Intervensi yang akan dilakukan pada wali murid ialah dengan memberikan
psikoedukasi. Dimana kegiatan dari psikoedukasi ialah terdapat beberapa kegiatan
pendidikan dan kegiatan seperti konseling dan intervensi mendukung intervensi
termasuk pemberian informasi tentang pengobatan, gejala, sumber daya, dan
layanan pelatihan untuk memberikan perawatan dan mengatasi masalah terkait
penyakit serta strategi penyelesaian masalah. Wali kelas dan praktikan berdiskusi
terkait permasalahan yang dialami oleh subyek, memberikan pengetahuan terkait
Speech Sound Disorder, memberikan pengetahuan terkait penanganan pada anak
Speech Sound Disorder, dan memberikan pengetahuan terkait intervensi yang
akan dilakukan oleh wali kelas untuk menunjang atau membantu praktikan dan
klien dalam menyelesaikan permasalahan yang dialami oleh klien.
DAFTAR PUSTAKA
American Psychiatric Association. 2013. Diagnostic and Statistical Manual of Mental Disorder
DSM 5. Washington DC : American Psychiatric Publishing. Fifth Edition.

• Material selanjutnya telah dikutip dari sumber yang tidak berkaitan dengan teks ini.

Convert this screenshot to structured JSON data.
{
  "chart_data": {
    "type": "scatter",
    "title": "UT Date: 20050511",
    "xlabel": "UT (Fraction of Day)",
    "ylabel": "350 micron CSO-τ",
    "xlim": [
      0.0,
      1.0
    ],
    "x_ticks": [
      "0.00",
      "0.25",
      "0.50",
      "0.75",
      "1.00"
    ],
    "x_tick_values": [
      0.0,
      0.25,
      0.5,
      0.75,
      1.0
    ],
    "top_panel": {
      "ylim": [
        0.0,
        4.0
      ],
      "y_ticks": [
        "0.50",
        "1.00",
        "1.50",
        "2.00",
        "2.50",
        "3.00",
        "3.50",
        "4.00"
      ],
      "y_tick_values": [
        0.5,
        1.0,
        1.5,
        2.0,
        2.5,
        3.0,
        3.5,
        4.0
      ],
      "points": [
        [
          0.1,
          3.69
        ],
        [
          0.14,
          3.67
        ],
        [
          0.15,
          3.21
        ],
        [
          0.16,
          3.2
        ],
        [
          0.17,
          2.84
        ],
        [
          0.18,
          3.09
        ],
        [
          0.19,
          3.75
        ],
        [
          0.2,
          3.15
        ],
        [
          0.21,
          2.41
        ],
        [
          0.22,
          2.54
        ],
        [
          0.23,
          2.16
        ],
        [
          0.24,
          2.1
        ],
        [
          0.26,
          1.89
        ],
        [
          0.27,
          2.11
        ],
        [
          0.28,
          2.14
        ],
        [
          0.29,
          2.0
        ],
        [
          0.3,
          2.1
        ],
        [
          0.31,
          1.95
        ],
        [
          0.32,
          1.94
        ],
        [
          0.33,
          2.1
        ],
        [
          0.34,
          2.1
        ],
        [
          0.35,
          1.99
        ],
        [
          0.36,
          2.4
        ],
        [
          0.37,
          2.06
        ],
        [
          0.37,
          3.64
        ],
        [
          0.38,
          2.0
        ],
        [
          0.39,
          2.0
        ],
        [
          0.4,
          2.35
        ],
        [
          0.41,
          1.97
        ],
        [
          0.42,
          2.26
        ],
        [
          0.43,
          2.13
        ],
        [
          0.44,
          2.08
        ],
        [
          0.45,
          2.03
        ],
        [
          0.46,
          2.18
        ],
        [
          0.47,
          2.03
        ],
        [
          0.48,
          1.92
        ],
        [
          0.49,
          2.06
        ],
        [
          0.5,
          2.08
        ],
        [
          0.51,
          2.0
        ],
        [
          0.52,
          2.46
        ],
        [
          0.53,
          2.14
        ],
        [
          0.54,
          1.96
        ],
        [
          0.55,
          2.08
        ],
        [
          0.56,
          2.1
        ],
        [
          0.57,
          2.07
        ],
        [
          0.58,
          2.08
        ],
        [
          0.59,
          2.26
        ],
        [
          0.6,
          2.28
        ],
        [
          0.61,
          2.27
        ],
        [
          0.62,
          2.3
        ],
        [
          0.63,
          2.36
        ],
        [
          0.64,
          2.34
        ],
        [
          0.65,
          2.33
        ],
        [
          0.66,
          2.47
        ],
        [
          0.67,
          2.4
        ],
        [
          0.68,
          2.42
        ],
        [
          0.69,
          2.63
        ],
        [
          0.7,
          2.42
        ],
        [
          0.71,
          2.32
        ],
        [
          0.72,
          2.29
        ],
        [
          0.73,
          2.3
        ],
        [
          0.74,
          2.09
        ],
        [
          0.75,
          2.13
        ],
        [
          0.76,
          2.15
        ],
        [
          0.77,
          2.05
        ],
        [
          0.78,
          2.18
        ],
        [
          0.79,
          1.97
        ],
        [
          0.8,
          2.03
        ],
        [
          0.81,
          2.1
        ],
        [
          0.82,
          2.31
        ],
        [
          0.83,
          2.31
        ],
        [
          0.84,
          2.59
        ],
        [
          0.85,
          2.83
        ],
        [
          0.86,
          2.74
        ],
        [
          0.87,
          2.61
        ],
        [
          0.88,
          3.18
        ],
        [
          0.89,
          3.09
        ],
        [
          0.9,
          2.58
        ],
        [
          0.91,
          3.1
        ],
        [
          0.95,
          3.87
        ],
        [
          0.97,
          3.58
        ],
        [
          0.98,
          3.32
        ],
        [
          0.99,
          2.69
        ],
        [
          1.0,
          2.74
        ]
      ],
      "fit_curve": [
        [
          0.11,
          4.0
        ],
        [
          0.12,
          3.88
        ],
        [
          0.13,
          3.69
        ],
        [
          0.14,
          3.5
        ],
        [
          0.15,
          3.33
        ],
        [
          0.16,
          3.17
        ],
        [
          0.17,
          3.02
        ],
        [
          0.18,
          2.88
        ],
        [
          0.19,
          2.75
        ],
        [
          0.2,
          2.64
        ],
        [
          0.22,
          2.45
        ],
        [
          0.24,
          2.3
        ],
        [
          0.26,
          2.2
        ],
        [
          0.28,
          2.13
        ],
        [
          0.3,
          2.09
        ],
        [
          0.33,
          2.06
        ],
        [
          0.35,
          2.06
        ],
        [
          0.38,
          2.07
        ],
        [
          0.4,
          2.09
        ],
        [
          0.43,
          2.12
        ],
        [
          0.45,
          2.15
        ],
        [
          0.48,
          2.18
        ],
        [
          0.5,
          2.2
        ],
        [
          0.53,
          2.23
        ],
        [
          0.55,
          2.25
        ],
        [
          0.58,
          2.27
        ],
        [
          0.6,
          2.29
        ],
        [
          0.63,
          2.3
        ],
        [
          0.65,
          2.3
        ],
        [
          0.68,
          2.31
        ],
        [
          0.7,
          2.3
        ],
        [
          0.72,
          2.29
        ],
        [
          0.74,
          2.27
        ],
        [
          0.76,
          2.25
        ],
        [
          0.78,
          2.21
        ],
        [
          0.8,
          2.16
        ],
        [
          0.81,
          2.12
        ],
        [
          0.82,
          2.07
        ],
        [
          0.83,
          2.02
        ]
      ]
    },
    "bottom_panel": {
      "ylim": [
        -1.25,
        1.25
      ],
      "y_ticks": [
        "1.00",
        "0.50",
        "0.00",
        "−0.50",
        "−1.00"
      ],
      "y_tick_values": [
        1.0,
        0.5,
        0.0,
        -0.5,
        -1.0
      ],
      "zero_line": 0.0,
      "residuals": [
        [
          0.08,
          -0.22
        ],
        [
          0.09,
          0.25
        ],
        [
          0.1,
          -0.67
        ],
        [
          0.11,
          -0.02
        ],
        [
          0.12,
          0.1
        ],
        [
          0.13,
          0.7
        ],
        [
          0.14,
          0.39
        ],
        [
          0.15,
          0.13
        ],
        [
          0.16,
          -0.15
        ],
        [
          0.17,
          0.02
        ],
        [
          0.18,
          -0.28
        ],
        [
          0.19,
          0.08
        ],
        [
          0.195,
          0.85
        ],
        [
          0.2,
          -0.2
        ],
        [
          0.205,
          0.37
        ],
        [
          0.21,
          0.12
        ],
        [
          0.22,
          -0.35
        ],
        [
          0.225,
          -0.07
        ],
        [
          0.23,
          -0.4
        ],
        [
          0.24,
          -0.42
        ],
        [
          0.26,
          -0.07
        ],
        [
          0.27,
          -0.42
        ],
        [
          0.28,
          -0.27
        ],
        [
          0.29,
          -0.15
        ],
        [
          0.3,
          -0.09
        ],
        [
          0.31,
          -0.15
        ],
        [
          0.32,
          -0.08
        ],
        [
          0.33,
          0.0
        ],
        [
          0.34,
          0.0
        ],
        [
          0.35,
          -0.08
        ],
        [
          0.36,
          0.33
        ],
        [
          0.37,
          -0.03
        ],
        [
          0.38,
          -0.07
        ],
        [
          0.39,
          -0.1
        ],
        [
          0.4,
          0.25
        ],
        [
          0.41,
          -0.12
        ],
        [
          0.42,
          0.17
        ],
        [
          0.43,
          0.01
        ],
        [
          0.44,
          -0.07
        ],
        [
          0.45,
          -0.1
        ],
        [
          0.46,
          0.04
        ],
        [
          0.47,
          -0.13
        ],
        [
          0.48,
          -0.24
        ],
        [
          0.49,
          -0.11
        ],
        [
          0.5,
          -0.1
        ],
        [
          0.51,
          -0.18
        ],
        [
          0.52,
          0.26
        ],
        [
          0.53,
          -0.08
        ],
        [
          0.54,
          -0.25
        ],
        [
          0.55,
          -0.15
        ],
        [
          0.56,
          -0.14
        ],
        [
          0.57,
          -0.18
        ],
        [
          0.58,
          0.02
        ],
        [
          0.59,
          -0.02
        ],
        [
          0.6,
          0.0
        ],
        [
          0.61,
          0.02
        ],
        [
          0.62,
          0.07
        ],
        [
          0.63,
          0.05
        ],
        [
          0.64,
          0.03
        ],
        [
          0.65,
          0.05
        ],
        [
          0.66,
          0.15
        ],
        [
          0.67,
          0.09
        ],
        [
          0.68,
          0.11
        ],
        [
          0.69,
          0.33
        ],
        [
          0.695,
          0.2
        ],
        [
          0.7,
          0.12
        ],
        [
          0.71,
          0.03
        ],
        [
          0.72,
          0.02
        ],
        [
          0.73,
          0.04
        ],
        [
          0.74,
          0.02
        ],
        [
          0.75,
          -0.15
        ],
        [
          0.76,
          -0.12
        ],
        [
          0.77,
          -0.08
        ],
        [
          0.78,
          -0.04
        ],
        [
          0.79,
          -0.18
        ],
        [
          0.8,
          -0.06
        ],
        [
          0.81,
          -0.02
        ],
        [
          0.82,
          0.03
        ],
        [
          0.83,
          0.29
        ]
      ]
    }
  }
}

Murhanjati, J.A., Sumijati, Sri.,Primastuti, Emiliana. 2017. Efek Penerapan Terapi Core
Vocabulary Terhadap Peningkatan Kemampuan Pengucapan Kata Pada Anak Dengan
Speech Sound Disorder. Prosiding Temu Ilmiah X Ikatan Psikologi Perkembangan
Indonesia. Peran Psikologi Perkembangan dalam Penumbuhan Humanistik pada Era
Digital 22-24 Agustus 2017. Hotel Grasia, Semarang. Universitas Katolik Soegijapranata.